Fire with fire, Apple with Apple
In the last couple of years I’ve become more and more dependent on my laptop (a beautiful MacBook Pro). Before, I used it to program, do email and surf the web. Now, in addition, I keep all my music in it. I don’t even buy CD’s any more, I buy directly in electronic format. I also use it as my photo lab and database (with Aperture), as my video-conferencing tool, and of course, to write this blog and keep track of other blogs.
This is fine with me. Every now and then I hear people talking about “getting away from technology”, or looking down on the internet as a medium that dumbs us down and shortens our attention span. Nonsense, I tell you, nonsense. I do have one problem with my dependence on my mac. When I come home, exhausted, after a long day writing code and battling compilers, I want to just sink into my sofa, take my shoes off and listen to some music. Of course, this means opening the mac and firing up iTunes. Before I know it, I’m checking email, viewing my friends’s status in facebook, and catching up on my article and blog reading. Yes, a whole day spent looking at a laptop screen.
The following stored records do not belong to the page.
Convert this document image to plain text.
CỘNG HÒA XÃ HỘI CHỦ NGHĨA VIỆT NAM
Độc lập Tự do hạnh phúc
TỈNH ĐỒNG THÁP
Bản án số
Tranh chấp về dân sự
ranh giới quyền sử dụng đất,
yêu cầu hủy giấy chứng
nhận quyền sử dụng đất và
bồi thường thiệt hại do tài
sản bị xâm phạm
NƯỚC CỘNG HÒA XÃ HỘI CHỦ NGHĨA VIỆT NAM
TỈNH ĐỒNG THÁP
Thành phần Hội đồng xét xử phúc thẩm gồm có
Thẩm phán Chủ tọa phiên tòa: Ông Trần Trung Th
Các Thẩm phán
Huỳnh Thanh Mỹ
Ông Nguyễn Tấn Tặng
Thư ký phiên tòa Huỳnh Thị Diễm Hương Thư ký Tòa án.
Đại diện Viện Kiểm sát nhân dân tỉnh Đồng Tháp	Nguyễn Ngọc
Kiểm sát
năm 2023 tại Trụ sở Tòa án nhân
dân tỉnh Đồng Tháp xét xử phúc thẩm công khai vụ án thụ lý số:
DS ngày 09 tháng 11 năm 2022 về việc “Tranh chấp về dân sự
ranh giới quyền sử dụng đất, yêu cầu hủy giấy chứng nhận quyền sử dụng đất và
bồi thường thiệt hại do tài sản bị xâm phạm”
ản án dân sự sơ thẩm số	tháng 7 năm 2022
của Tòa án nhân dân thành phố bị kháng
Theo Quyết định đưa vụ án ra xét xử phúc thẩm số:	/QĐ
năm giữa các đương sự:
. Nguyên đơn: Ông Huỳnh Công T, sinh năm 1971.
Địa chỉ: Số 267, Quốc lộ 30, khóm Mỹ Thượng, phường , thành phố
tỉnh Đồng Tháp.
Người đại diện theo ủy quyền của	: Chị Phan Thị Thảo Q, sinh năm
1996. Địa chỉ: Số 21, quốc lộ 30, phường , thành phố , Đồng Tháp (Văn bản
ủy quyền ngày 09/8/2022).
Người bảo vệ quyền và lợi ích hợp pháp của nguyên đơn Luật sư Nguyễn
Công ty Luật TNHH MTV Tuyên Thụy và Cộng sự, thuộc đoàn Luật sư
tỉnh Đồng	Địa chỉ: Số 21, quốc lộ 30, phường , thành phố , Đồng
That all is changing. This weekend I bought an Apple TV. The Apple TV is basically a storage device that synchronizes with your mac over your home network, and connects to your tv and hi-fi set. Now I don’t need the laptop to listen to music, and I can also watch all my photos in the big screen. The little box can also be used to watch films, some of them in High Definition (HD). I decided to try this with Juno, and the quality really is noticeably better than DVD. As I type this, I’m half way into Into the Wild in HD, and I’m liking it much much better than the book. I may be buying the soundtrack and the film. Good job, Sean Penn! And all through the weekend, I’ve opened up the mac much less. Good stuff.
You may think that I’m now too dependent on Apple, though. Nonsense, I tell you, nonsense. There are some products that Apple makes that I don’t own, like the iPhone (but we’ll see about that). In any case, mom is a stock holder, so all stays in the family. There.